Compute the transmittance and PDF

This function evaluates the transmittance and PDF of sampling a certain free-flight distance The returned PDF takes into account if a medium interaction occurred (mi.t <= si.t) or the ray left the medium (mi.t > si.t)

The evaluated PDF is spectrally varying. This allows to account for the fact that the free-flight distance sampling distribution can depend on the wavelength.

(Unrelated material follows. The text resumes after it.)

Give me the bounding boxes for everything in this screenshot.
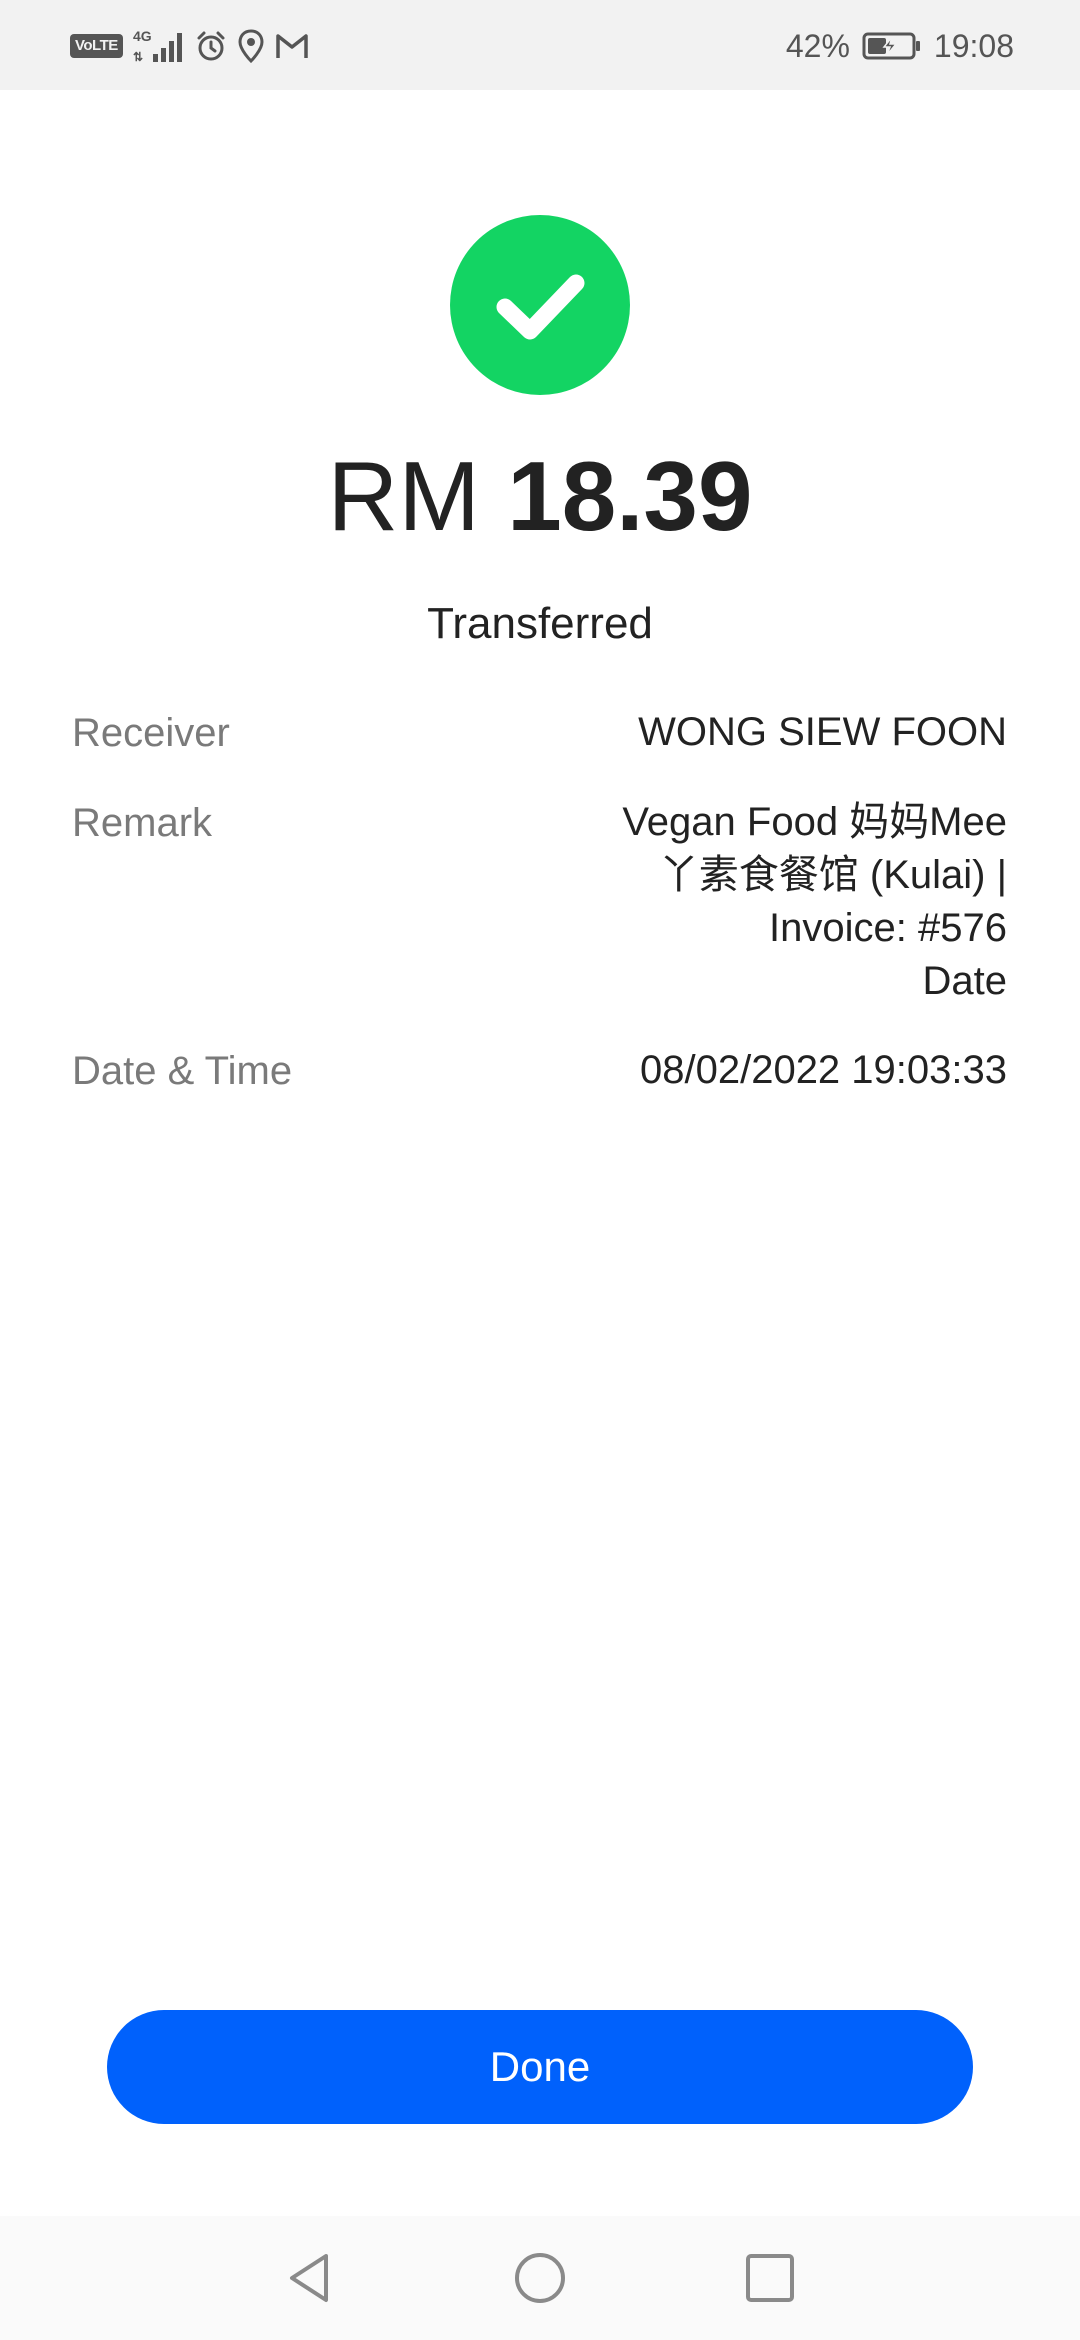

Parameter mi (mitsuba.MediumInteraction3f):

no description available

Parameter si (mitsuba.SurfaceInteraction3f):

no description available

Parameter active (bool):

Mask to specify active lanes.

Returns → tuple[mitsuba.Color3f, mitsuba.Color3f]:

This method returns a pair of (Transmittance, PDF).

use_emitter_sampling()

Returns whether this specific medium instance uses emitter sampling

Returns → bool:

no description available

Extremum

class mitsuba.ExtremumSegment

Stores the extremum (minorant/majorant) data for a ray segment.

Used as the output type of ExtremumStructure traversal. Tracks the segment’s entry/exit distances and the local extinction coefficient bounds within that interval.

__init__()
__init__(self, other)

Copy constructor

Parameter other (mitsuba.ExtremumSegment):

no description available

__init__(self, mint, maxt, minorant, majorant)

Construct from entry/exit distances and a combined extremum vector.

Parameter mint (float):

Segment entry distance

Parameter maxt (float):

Segment exit distance

Parameter value (mitsuba.Vector2f):

Extremum vector [minorant, majorant]

Parameter minorant (float):

no description available

Parameter majorant (float):

no description available

__init__(self, mint, maxt, value)

Construct from entry/exit distances and a combined extremum vector.

Parameter mint (float):

Segment entry distance

Parameter maxt (float):

Segment exit distance

Parameter value (mitsuba.Vector2f):

Extremum vector [minorant, majorant]

assign(self, arg)
Parameter arg (mitsuba.ExtremumSegment, /):

no description available

Returns → None:

no description available

majorant()

Majorant value over the segment. Accessor to the second element of value.

Returns → float:

no description available

property maxt

Segment exit distance along ray

minorant()

Minorant value over the segment. Accessor to the first element of value.

Returns → float:

no description available

property mint

Segment entry distance along ray

reset()

Mark the extremum segment as invalid.

This operation sets segment’s minimum and maximum distances to \(\infty\) and \(-\infty\), respectively.

Returns → None:

no description available

valid()

Check whether this is a valid segment

A segment is considered valid when

segment.mint < segment.maxt
Returns → bool:

no description available

property value

Extremum data stored as [minorant, majorant]

zero_(self, size=1)

Overloaded function.

  1. zero_(self, size: int = 1) -> None

  2. zero_(self, arg: int, /) -> None

This callback method is invoked by dr::zeros<>, and takes care of fields that deviate from the standard zero-initialization convention. In ExtremumSegment, the mint and maxt fields are set to + and - infinity respectively to to mark invalid intersection records.

Parameter size (int):

no description available

Returns → None:

no description available

class mitsuba.ExtremumStructure

Base class: mitsuba.Object

Abstract base class for extremum structures

ExtremumStructure provides an interface for spatial data structures that store local extrema (majorant/minorant) of volumetric extinction coefficients. This enables efficient delta tracking with locally- adaptive majorants.

To minimize virtual function overhead, the traverse_extremum() method encapsulates the entire traversal loop internally, requiring only a single virtual call per distance sample.

__init__(self, props)
Parameter props (mitsuba.Properties):

no description available

bbox()

Return the bounding box of the extremum structure

Returns → mitsuba.BoundingBox3f:

no description available

eval_1(self, it, active=True)

Evaluate the minorant and majorant at a medium interaction point.

This method performs point evaluation at interaction point specified in local space.

Parameter it (mitsuba.Interaction3f):

Interaction interaction point in local space

Parameter active (bool):

Mask for active lanes

Returns → tuple[float, float]:

The minorant and majorant values at the medium interaction point. Clamped values outside bounds.